BirdLife Cyprus
- Formation: 2003; 23 years ago
- Type: NGO
- Purpose: Conservation
- Headquarters: Kato Deftera, Nicosia
- Region served: Cyprus
- Director: Melpo Apostolidou
- Website: BirdLife Cyprus

= BirdLife Cyprus =

Cypriot ornithological conservation organization

BirdLife Cyprus (BLC) is an environmental non-governmental organisation dedicated to the conservation of birds and their habitats on the island of Cyprus in the eastern Mediterranean, for which it is the BirdLife International partner organisation. The emblem of BLC is the Cyprus wheatear, which is an endemic species (it breeds only on the island).

==History==
BirdLife Cyprus was formed in 2003 through the merger of two Cyprus Ornithological Societies, and now has offices in Kato Deftera, Nicosia. It is the national partner of BirdLife International, a global partnership of nature conservation organisations working in more than one hundred countries worldwide.

BirdLife Cyprus is currently the most active conservation organisation in Cyprus, running campaigns against illegal bird trapping and poaching. Other activities include the designation and protection of Important Bird Areas as Special Protection Areas, as well as campaigns in the area of agriculture, education and awareness-raising.

==Activities==
Activities include an ongoing campaign against the illegal bird trapping of wild birds, the protection of Important Bird Areas, the establishment of Special Protection Areas under the European Union's Birds Directive, and the promotion of environmentally friendly agriculture.

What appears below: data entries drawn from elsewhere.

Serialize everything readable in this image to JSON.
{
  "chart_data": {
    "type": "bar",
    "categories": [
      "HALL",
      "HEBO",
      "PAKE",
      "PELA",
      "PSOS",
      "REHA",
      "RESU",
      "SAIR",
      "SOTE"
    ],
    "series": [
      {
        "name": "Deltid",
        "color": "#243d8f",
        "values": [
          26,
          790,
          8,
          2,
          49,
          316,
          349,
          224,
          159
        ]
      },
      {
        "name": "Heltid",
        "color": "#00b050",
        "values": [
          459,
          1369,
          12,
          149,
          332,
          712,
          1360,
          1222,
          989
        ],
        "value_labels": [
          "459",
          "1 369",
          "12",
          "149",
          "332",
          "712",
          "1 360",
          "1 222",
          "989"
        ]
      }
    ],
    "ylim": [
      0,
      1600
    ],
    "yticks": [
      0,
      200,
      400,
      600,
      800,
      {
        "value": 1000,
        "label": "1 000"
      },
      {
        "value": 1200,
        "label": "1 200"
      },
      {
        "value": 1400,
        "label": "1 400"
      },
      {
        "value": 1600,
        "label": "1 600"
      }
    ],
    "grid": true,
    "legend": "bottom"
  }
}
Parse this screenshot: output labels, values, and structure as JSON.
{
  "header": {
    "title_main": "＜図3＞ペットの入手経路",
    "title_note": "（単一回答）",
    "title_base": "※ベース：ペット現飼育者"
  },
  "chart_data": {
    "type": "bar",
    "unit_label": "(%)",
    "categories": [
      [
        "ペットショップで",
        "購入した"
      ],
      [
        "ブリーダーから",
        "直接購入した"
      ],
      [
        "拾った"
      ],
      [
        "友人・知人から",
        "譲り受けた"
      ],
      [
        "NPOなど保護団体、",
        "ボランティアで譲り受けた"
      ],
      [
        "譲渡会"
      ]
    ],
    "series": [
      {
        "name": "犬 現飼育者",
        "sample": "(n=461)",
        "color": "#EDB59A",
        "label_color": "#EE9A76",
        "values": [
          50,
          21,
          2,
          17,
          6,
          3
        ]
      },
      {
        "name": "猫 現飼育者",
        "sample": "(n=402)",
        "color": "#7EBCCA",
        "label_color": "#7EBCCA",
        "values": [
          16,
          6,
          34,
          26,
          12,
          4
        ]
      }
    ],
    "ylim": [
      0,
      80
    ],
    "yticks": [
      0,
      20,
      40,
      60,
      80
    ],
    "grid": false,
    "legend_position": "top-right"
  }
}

BirdLife Cyprus campaigns at both local and European levels on behalf of birds and their habitats here Cyprus:

Monitoring and counts:
Effective conservation action is impossible without reliable bird population data. As well as producing monthly and annual reports for bird sightings, BirdLife Cyprus has set up and run systematic and scientific monitoring schemes such as monthly counts of wetland birds, a common bird census and surveys of migrating raptors. BirdLife Cyprus is also responsible for the Cyprus bird ringing scheme, and is a member of the European Union for Bird Ringing (EURING).

Habitats:
BirdLife Cyprus campaigns to ensure official designation of the scientifically identified Important Bird Areas (IBAs) as Special Protection Areas (SPAs). SPAs form part of the pan-European Natura 2000 network of biodiversity hotspots. These SPAs should be managed to ensure proper conservation of the bird species they support and sustainable development of local communities.

Illegal bird trapping:
BirdLife Cyprus is working to bring an end to illegal bird trapping. Birds trapped on limesticks and in nets die a horrible death and are then sold to be eaten as ambelopoulia, a supposed delicacy. Many migratory and threatened species fall victim to the indiscriminate nets and glue sticks. A recent opinion poll showed that the majority of Cypriots are against this illegal activity. It is estimated that over 2 million birds were killed in 2015 including over 800,000 on the British Territories.

Agriculture:
The predominantly low-intensity agriculture in Cyprus makes it an attractive place for birds. Agricultural intensification in Europe has had a well-documented and disastrous effect on farmland birds. BirdLife Cyprus promotes a set of practical proposals to ensure local farming practices are kept wildlife-friendly.

Education:
BirdLife Cyprus also runs environmental education and outreach programmes, including school visits, citizen-science activities and outdoor learning. In 2025 it launched Thkio Mosfilies, a 30,000 m² outdoor learning space in the Famagusta district, offering hands-on nature education for schools and families.

Projects:
BirdLife Cyprus implements a range of conservation projects across the island, focusing on habitat protection, species conservation and biodiversity management. The Akrotiri Cape Pyla Darwin Project and Akrotiri Marsh Restoration project aimed to improve the conservation status of important wetland habitats and migratory bird sites in Cyprus. The Oroklini Project focused on the restoration and management of Oroklini Lake, an Important Bird Area of international importance. BirdLife Cyprus also participates in LIFE IP Physis, a nationwide initiative supporting the implementation of Cyprus’s biodiversity strategy and Natura 2000 framework. Another flagship project, LIFE with Vultures, focused on the conservation and recovery of the Griffon Vulture population in Cyprus through targeted protection and monitoring measures.

Birdwatching:
BirdLife Cyprus promotes birdwatching as a tool for conservation awareness and sustainable nature tourism. The organisation organises guided birdwatching tours and field trips across key sites in Cyprus, focusing on resident and migratory bird species. It also provides online birdwatching resources, including information on important birding locations, seasonal migration patterns and species identification, aimed at both local and visiting birdwatchers.